Here you need 0.4 as a value within the table and you won't find a number. The following trick, which applies specifically to the standard normal distribution (since it is symmetrical around zero), helps:

x_{α} = - x_{1 - }_{α}.

So x_{0,4} = - x_{1 - 0,4} = - x_{0,6}. So you look up the 0.6 - fractile and write a minus sign in front of it. 60% of German men are more than 1.675m tall.

You can see in the example calculated above that we still calculated quite imprecisely. We took the value in the table that just exceeded the fractile we were looking for, but did not find it. We can't completely erase this mistake, but we can**linear interpolation** which we will not go into further here.

So the 0.7 fractile of the N (0.1) distribution is roughly 0.5244. This estimate is*more accurate* than 0.53.

**Notice**

The density function of N (0,1) is

The distribution function of the standard normal distribution is

**Videos**

**Exercise (right-wrong questions about normal distribution)**

The following statements are true or false. Decide.

a) With normal distribution, the mode, expected value and median always match.

b) If any normally distributed random variable is standardized, one always obtains a standard normally distributed random variable.

c) Approx. 95% of all values lie in the 1 - σ - range of the normal distribution.

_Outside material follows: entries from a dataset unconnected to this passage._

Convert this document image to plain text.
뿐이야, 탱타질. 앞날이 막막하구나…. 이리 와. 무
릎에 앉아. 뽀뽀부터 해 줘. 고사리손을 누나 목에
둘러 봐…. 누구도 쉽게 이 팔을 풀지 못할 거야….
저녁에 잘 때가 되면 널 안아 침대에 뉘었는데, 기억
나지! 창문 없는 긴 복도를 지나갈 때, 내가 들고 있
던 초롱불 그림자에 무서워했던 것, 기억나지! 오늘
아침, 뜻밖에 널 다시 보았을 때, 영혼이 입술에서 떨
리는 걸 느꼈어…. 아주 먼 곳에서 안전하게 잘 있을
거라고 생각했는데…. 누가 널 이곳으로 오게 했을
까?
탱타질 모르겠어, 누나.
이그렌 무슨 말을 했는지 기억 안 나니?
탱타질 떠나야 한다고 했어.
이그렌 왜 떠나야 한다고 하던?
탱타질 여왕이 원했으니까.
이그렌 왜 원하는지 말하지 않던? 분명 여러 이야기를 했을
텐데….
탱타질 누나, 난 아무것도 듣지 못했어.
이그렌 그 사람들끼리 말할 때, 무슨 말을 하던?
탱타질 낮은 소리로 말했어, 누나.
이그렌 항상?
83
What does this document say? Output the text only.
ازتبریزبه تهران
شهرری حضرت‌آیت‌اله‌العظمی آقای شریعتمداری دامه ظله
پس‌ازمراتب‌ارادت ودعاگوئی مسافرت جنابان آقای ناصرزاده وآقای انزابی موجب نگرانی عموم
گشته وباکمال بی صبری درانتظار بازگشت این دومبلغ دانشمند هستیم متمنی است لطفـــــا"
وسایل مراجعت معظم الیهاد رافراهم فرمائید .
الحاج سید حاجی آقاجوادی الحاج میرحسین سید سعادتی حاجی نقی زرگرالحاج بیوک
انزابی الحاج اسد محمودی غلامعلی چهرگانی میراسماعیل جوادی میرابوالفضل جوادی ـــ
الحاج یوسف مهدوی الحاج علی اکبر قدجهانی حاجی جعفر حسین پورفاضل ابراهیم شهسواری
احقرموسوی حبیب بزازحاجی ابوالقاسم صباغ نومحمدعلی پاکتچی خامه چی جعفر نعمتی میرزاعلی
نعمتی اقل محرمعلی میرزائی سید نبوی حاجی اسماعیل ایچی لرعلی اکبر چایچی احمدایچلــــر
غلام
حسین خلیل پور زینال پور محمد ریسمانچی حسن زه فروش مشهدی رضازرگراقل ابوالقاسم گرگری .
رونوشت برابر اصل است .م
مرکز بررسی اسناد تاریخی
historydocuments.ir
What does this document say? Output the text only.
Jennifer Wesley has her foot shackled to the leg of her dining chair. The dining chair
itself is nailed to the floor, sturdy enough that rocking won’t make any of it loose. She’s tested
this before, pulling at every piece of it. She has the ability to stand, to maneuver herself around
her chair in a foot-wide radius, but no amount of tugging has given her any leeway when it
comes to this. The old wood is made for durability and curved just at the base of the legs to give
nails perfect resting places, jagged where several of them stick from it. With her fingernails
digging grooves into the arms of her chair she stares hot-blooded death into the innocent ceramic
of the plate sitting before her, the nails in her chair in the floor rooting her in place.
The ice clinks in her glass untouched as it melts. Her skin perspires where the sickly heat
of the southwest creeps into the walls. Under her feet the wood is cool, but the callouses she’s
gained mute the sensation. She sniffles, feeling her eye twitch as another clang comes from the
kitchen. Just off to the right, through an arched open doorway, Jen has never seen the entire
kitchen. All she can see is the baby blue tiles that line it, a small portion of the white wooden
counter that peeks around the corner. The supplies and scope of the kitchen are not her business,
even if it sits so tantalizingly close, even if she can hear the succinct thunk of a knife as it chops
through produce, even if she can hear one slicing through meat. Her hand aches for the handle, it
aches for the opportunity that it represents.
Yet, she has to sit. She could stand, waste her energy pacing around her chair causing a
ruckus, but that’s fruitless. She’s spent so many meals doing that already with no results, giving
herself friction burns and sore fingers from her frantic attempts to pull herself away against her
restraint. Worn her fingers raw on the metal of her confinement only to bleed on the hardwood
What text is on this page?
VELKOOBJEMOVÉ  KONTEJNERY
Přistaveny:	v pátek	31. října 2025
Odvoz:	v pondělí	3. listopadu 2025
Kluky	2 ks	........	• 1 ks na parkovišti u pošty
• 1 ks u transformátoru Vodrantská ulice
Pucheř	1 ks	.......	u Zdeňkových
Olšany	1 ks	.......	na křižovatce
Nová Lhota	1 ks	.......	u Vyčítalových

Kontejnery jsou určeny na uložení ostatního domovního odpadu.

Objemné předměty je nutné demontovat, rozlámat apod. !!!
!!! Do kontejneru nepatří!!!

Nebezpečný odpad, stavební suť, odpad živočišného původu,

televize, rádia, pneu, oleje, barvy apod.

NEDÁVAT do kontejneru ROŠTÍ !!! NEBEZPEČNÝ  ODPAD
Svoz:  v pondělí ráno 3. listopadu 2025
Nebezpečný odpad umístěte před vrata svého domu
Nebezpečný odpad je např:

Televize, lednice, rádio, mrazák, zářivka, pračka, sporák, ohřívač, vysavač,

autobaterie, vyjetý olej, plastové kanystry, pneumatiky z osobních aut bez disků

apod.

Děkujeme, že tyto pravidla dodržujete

d) With the normal distribution it is important to standardize. The process of centering is an important part of this.

e) In the case of the standard normal distribution, intermediate values that are not specified in the distribution function table of the N (0.1) distribution can be precisely calculated using linear interpolation.

##### Solution:

a) With normal distribution, the mode, expected value and median always match.

**Correct**.

b) If any normally distributed random variable is standardized, one always obtains a standard normally distributed random variable.

**Correct**.

c) Approx. 95% of all values lie in the 1 - σ - range of the normal distribution.

**Not correct**, approx. 68% of all values are in the 1 · σ range.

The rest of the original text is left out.